Building NotateAI: An AI-Powered Music Notation Assistant

The Problem with Music Notation Software

If you've ever written music on a computer before, you know how tedious it can be. You spend more time manually fixing typos and copy-pasting than actually letting your creative juices flow.

As a composer and arranger in my spare time, I've decided to take action into my own hands, and start developing NotateAI, the first AI-powered music notation software. The key selling feature is an AI assistant that handles the tedious work for you - so you can spend more time writing actual music. If you've ever used Cursor before, it's basically that but for writing music.

How Does It Work?

For the editor itself, I chose to create a fork of MuseScore, a pre-existing music editor. I chose it since it was open source, so I didn't have to re-create a lot of basic functionality. In fact, in my opinion, MuseScore is the best music editor out there.

In Musescore, all music files are stored as a special version of .xml files, which is just a plain-text file formatted in a way that's easy for machines to understand. That makes it very easy to feed the existing music data to an AI, and then have it understand what's currently there. With every request, the user can choose to send in the full .xml file (to save tokens when it's not needed).

This pipeline was surprisingly good at getting information across to the AI. It could easily return information like key signature and style, while also performing more detailed analysis. This part here would be very useful when someone is stuck and needing some inspiration, or checking to make sure that they're following a chord progression properly.

Reverse Engineering the MuseScore API

The next part is getting the AI to directly edit the music score. To accomplish that, I first tried to research the MuseScore API, which ended up being completely useless. The existing documentation was sparse and contained almost nothing useful. In fact, the MuseScore4 documentation just said "MuseScore 4 doesn't support plugins. Good luck".

I had to dig even further into the source code, and had to reverse engineer the API and create documentation myself (perhaps one day I will publish my findings and make a guide on creating MuseScore mods). After figuring out what functions did what, I described each one as well as created examples.

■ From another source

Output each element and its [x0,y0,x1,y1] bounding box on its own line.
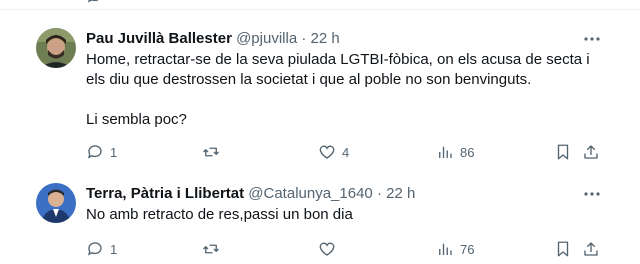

Then, in the beginning of each AI conversation, I included the documentation as well as some basic information telling the agent what it was. If the AI was called to do something, it would generate some code using this documentation and send it back to the client. An unexpected side effect I found very interesting is that the AI would find shortcuts to make the code more efficient, such as by defining variables and functions in the code to simplify repetitive music. The code would be displayed for the user, and then they could choose whether or not to execute the code, which would bring the AI's changes directly to the score.

Performance and Limitations

So, how good is it as an assistant? I tested it, and found it was better for ideation. Giving you boilerplate notes to start you off, or choosing a rhythm. However, my original purpose, replacing tedious tasks, seemed too hard for the AI to pull off.

In the future, one of my plans is to train an AI model specifically on music files, so it can understand them better. I am currently using Gemini, a generic LLM, just because they had free API credits I could use in development.

Try It Yourself

Right now, you can actually test out NotateAI for yourself. I've released the very first version, beta v0.1, which is the barebones agent. A lot of quality-of-life features are still in the works: version control, conversation management, and improved music generation.